Advirta-se, todavia, que embora tenha sido reconhecida a sua plena capacidade, em determinadas situações não se pode olvidar a realidade fática, isto é, a existência de impedimentos que possam obstruir a sua participação plena e efetiva. Diante destas hipóteses, a pessoa com deficiência não terá legitimação para a prática de certos atos jurídicos específicos, em razão de suas limitações naturais[6]. Corroborando este entendimento, é digno de realce o princípio da igualdade substancial, o qual reclama tratamento diferenciado somente quando efetivamente haja razoável situação de desigualdade.

O exercício do direto à singularidade, isto é, o direito de ser diferente, jamais pode ser obstado, nem tampouco imbuído de caráter discriminatório e ofensivo. É salutar o respeito às diferenças e a sua efetiva tutela.[7]
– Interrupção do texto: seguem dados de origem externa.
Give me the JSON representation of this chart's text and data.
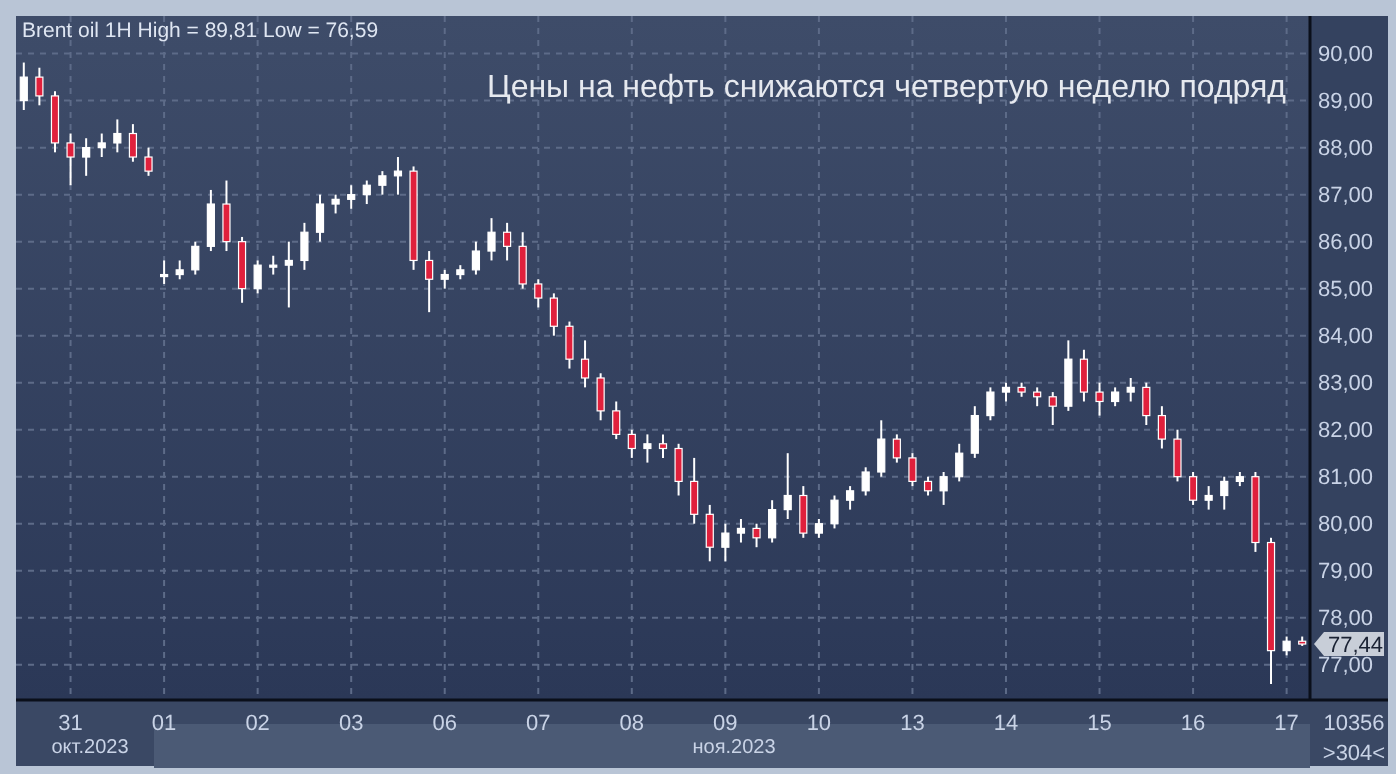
{
  "chart_data": {
    "type": "candlestick",
    "title": "Цены на нефть снижаются четвертую неделю подряд",
    "subtitle": "Brent oil 1H High = 89,81 Low = 76,59",
    "categories": [
      null,
      null,
      null,
      "31",
      null,
      null,
      null,
      null,
      null,
      "01",
      null,
      null,
      null,
      null,
      null,
      "02",
      null,
      null,
      null,
      null,
      null,
      "03",
      null,
      null,
      null,
      null,
      null,
      "06",
      null,
      null,
      null,
      null,
      null,
      "07",
      null,
      null,
      null,
      null,
      null,
      "08",
      null,
      null,
      null,
      null,
      null,
      "09",
      null,
      null,
      null,
      null,
      null,
      "10",
      null,
      null,
      null,
      null,
      null,
      "13",
      null,
      null,
      null,
      null,
      null,
      "14",
      null,
      null,
      null,
      null,
      null,
      "15",
      null,
      null,
      null,
      null,
      null,
      "16",
      null,
      null,
      null,
      null,
      null,
      "17",
      null
    ],
    "ohlc": [
      [
        89.0,
        89.81,
        88.8,
        89.5
      ],
      [
        89.5,
        89.7,
        88.9,
        89.1
      ],
      [
        89.1,
        89.2,
        87.9,
        88.1
      ],
      [
        88.1,
        88.3,
        87.2,
        87.8
      ],
      [
        87.8,
        88.2,
        87.4,
        88.0
      ],
      [
        88.0,
        88.3,
        87.8,
        88.1
      ],
      [
        88.1,
        88.6,
        87.9,
        88.3
      ],
      [
        88.3,
        88.5,
        87.7,
        87.8
      ],
      [
        87.8,
        88.0,
        87.4,
        87.5
      ],
      [
        85.3,
        85.6,
        85.1,
        85.3
      ],
      [
        85.3,
        85.6,
        85.2,
        85.4
      ],
      [
        85.4,
        86.0,
        85.3,
        85.9
      ],
      [
        85.9,
        87.1,
        85.8,
        86.8
      ],
      [
        86.8,
        87.3,
        85.8,
        86.0
      ],
      [
        86.0,
        86.1,
        84.7,
        85.0
      ],
      [
        85.0,
        85.6,
        84.9,
        85.5
      ],
      [
        85.5,
        85.7,
        85.3,
        85.5
      ],
      [
        85.5,
        86.0,
        84.6,
        85.6
      ],
      [
        85.6,
        86.4,
        85.4,
        86.2
      ],
      [
        86.2,
        87.0,
        86.0,
        86.8
      ],
      [
        86.8,
        87.0,
        86.6,
        86.9
      ],
      [
        86.9,
        87.2,
        86.7,
        87.0
      ],
      [
        87.0,
        87.3,
        86.8,
        87.2
      ],
      [
        87.2,
        87.5,
        87.0,
        87.4
      ],
      [
        87.4,
        87.8,
        87.0,
        87.5
      ],
      [
        87.5,
        87.6,
        85.4,
        85.6
      ],
      [
        85.6,
        85.8,
        84.5,
        85.2
      ],
      [
        85.2,
        85.4,
        85.0,
        85.3
      ],
      [
        85.3,
        85.5,
        85.2,
        85.4
      ],
      [
        85.4,
        86.0,
        85.3,
        85.8
      ],
      [
        85.8,
        86.5,
        85.6,
        86.2
      ],
      [
        86.2,
        86.4,
        85.6,
        85.9
      ],
      [
        85.9,
        86.2,
        85.0,
        85.1
      ],
      [
        85.1,
        85.2,
        84.6,
        84.8
      ],
      [
        84.8,
        84.9,
        84.0,
        84.2
      ],
      [
        84.2,
        84.3,
        83.3,
        83.5
      ],
      [
        83.5,
        83.9,
        82.9,
        83.1
      ],
      [
        83.1,
        83.2,
        82.2,
        82.4
      ],
      [
        82.4,
        82.6,
        81.8,
        81.9
      ],
      [
        81.9,
        82.0,
        81.4,
        81.6
      ],
      [
        81.6,
        81.9,
        81.3,
        81.7
      ],
      [
        81.7,
        81.9,
        81.4,
        81.6
      ],
      [
        81.6,
        81.7,
        80.6,
        80.9
      ],
      [
        80.9,
        81.4,
        80.0,
        80.2
      ],
      [
        80.2,
        80.4,
        79.2,
        79.5
      ],
      [
        79.5,
        80.0,
        79.2,
        79.8
      ],
      [
        79.8,
        80.1,
        79.6,
        79.9
      ],
      [
        79.9,
        80.0,
        79.5,
        79.7
      ],
      [
        79.7,
        80.5,
        79.6,
        80.3
      ],
      [
        80.3,
        81.5,
        80.1,
        80.6
      ],
      [
        80.6,
        80.8,
        79.7,
        79.8
      ],
      [
        79.8,
        80.1,
        79.7,
        80.0
      ],
      [
        80.0,
        80.6,
        79.9,
        80.5
      ],
      [
        80.5,
        80.8,
        80.3,
        80.7
      ],
      [
        80.7,
        81.2,
        80.6,
        81.1
      ],
      [
        81.1,
        82.2,
        81.0,
        81.8
      ],
      [
        81.8,
        81.9,
        81.3,
        81.4
      ],
      [
        81.4,
        81.5,
        80.8,
        80.9
      ],
      [
        80.9,
        81.0,
        80.6,
        80.7
      ],
      [
        80.7,
        81.1,
        80.4,
        81.0
      ],
      [
        81.0,
        81.7,
        80.9,
        81.5
      ],
      [
        81.5,
        82.5,
        81.4,
        82.3
      ],
      [
        82.3,
        82.9,
        82.2,
        82.8
      ],
      [
        82.8,
        83.0,
        82.6,
        82.9
      ],
      [
        82.9,
        83.0,
        82.7,
        82.8
      ],
      [
        82.8,
        82.9,
        82.5,
        82.7
      ],
      [
        82.7,
        82.8,
        82.1,
        82.5
      ],
      [
        82.5,
        83.9,
        82.4,
        83.5
      ],
      [
        83.5,
        83.7,
        82.6,
        82.8
      ],
      [
        82.8,
        83.0,
        82.3,
        82.6
      ],
      [
        82.6,
        82.9,
        82.5,
        82.8
      ],
      [
        82.8,
        83.1,
        82.6,
        82.9
      ],
      [
        82.9,
        83.0,
        82.1,
        82.3
      ],
      [
        82.3,
        82.5,
        81.6,
        81.8
      ],
      [
        81.8,
        82.0,
        80.9,
        81.0
      ],
      [
        81.0,
        81.1,
        80.4,
        80.5
      ],
      [
        80.5,
        80.8,
        80.3,
        80.6
      ],
      [
        80.6,
        81.0,
        80.3,
        80.9
      ],
      [
        80.9,
        81.1,
        80.8,
        81.0
      ],
      [
        81.0,
        81.1,
        79.4,
        79.6
      ],
      [
        79.6,
        79.7,
        76.59,
        77.3
      ],
      [
        77.3,
        77.6,
        77.2,
        77.5
      ],
      [
        77.5,
        77.6,
        77.4,
        77.44
      ]
    ],
    "colors": [
      "#ffffff",
      "#e0203c",
      "#e0203c",
      "#e0203c",
      "#ffffff",
      "#ffffff",
      "#ffffff",
      "#e0203c",
      "#e0203c",
      "#ffffff",
      "#ffffff",
      "#ffffff",
      "#ffffff",
      "#e0203c",
      "#e0203c",
      "#ffffff",
      "#ffffff",
      "#ffffff",
      "#ffffff",
      "#ffffff",
      "#ffffff",
      "#ffffff",
      "#ffffff",
      "#ffffff",
      "#ffffff",
      "#e0203c",
      "#e0203c",
      "#ffffff",
      "#ffffff",
      "#ffffff",
      "#ffffff",
      "#e0203c",
      "#e0203c",
      "#e0203c",
      "#e0203c",
      "#e0203c",
      "#e0203c",
      "#e0203c",
      "#e0203c",
      "#e0203c",
      "#ffffff",
      "#e0203c",
      "#e0203c",
      "#e0203c",
      "#e0203c",
      "#ffffff",
      "#ffffff",
      "#e0203c",
      "#ffffff",
      "#ffffff",
      "#e0203c",
      "#ffffff",
      "#ffffff",
      "#ffffff",
      "#ffffff",
      "#ffffff",
      "#e0203c",
      "#e0203c",
      "#e0203c",
      "#ffffff",
      "#ffffff",
      "#ffffff",
      "#ffffff",
      "#ffffff",
      "#e0203c",
      "#e0203c",
      "#e0203c",
      "#ffffff",
      "#e0203c",
      "#e0203c",
      "#ffffff",
      "#ffffff",
      "#e0203c",
      "#e0203c",
      "#e0203c",
      "#e0203c",
      "#ffffff",
      "#ffffff",
      "#ffffff",
      "#e0203c",
      "#e0203c",
      "#ffffff",
      "#e0203c"
    ],
    "ylim": [
      76.25,
      90.8
    ],
    "yticks": [
      {
        "value": 77,
        "label": "77,00"
      },
      {
        "value": 78,
        "label": "78,00"
      },
      {
        "value": 79,
        "label": "79,00"
      },
      {
        "value": 80,
        "label": "80,00"
      },
      {
        "value": 81,
        "label": "81,00"
      },
      {
        "value": 82,
        "label": "82,00"
      },
      {
        "value": 83,
        "label": "83,00"
      },
      {
        "value": 84,
        "label": "84,00"
      },
      {
        "value": 85,
        "label": "85,00"
      },
      {
        "value": 86,
        "label": "86,00"
      },
      {
        "value": 87,
        "label": "87,00"
      },
      {
        "value": 88,
        "label": "88,00"
      },
      {
        "value": 89,
        "label": "89,00"
      },
      {
        "value": 90,
        "label": "90,00"
      }
    ],
    "annotations": [
      "окт.2023",
      "ноя.2023",
      "10356",
      ">304<",
      "77,44"
    ],
    "grid": true
  }
}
É digno de atenção destacar que a intenção do legislador não é desconsiderar a eventual vulnerabilidade da pessoa com deficiência nas relações contratuais, nem tampouco, desamparar aqueles que não consigam se autodeterminar e exprimir a sua vontade. Sendo assim, requer, destaque-se mais uma vez, o esforço do intérprete para encontrar soluções razoáveis às eventuais situações jurídicas que possam ser lesivas à pessoa com deficiência, à luz da aplicação do princípio da vedação do retrocesso, da confiança e da boa-fé objetiva.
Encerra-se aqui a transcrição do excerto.